The money comes from three sources:
- The U.S. Department and Health and Human Services (HHS): $5 million;
- The US Department of Housing and Urban Development (HUD): $8.87 million;
- Medicare Title XIX funding through the state: $150,000;
Each of these comes with rules about how the money can be spent, complicating things for local elected officials who want to prioritize local needs. The HUD funding in particular is in several pieces, though the good news is that $5.64 million is in Community Development Block Grant (CDBG) funding, which provides more flexibility for meeting local needs.
Here’s how Durkan has proposed to spend the funds:
- $2.1 million to support the provision of meals at shelters.
- $5.32 million on rental assistance, eviction prevention, and homelessness prevention programs, as well as housing options for low-income persons diagnoses with HIV/AIDS. The federal funding is particularly helpful for rental assistance, because under the Washington State Constitution the city may not give or loan its own funds except “in support of the poor or infirm,” but it can give or loan federal funds.
- $5 million to expand existing food delivery programs and to support shifting existing senior congregate meal programs to home-delivery in order to maintain social distancing.
- $150,000 to assist with necessary steps to transition hospital patients to other care facilities, including long-term care.
- $1.5 million for the Office of Economic Development’s Small Business Stabilization Fund, another important use for federal funds in a program that gives or loans money to small businesses.
Despite being budget-related, this bill is being referred directly to the full City Council for its consideration as soon as next Monday. It is also being considered as emergency legislation, which means that it will require seven of nine Council members to vote for it and the Mayor to approve.

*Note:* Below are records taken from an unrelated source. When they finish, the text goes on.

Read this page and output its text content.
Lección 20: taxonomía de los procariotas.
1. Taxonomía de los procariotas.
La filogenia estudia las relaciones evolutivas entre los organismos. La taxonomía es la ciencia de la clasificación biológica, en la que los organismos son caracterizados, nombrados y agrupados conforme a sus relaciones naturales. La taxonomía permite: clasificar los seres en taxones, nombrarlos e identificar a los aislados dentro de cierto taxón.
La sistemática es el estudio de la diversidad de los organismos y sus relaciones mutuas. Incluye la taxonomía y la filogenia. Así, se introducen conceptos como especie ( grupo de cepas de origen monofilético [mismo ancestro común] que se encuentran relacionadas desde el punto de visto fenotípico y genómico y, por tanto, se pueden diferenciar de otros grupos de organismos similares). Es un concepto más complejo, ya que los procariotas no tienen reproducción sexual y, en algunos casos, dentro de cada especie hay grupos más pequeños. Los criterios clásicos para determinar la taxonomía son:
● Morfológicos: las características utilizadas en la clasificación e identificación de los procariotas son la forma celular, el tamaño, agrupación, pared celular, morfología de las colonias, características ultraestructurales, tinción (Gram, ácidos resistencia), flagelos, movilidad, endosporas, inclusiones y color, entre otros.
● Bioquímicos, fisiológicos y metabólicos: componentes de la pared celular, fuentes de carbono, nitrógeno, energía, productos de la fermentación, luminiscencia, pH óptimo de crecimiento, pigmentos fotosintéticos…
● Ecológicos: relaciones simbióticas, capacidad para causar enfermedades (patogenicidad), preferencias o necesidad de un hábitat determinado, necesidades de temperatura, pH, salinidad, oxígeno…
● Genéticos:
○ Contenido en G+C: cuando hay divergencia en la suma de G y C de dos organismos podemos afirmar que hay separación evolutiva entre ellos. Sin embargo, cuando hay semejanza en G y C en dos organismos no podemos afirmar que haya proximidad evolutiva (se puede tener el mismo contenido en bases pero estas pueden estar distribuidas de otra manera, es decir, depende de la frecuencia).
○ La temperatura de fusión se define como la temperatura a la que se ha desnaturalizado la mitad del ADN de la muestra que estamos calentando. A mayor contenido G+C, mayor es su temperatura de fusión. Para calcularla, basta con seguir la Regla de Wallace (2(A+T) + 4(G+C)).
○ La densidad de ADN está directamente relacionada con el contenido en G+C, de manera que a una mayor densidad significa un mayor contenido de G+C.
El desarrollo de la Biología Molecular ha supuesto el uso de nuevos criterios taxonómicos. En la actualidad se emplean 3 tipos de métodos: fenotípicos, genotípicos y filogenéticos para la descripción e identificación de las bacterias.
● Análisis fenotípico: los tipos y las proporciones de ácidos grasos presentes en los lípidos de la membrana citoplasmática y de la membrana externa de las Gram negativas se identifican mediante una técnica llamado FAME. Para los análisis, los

While the Mayor can propose a spending plan, at the end of the day the Council controls the purse strings and may choose to rewrite it if it has different priorities. In the past, some Council members have expressed their wishes to increase the funding available to food banks and to small businesses during the COVID emergency, and while it’s difficult to find fault with any of the allocations to worthy causes listed above, the final allocation may change before the bill passes.
In a press release from the Mayor’s Office last Friday, Council member Mosqueda noted that $14 million is not enough, and that she will be looking for other sources of funding:
“The City is doing everything it can to direct its resources to COVID-19 relief, including grants to small businesses, grocery vouchers for families in need, and hygiene centers for our homeless neighbors. As sponsor of this legislation, I’m pleased the majority of these new federal dollars will go toward grocery vouchers and grants for small businesses. We’ve heard from many constituents who didn’t have access to the first round of grocery vouchers and are in desperate need of help to put food on the table, and this money helps us reach more families in crisis. But as a City, we need federal resources coupled with local and state revenue to reach many more people.”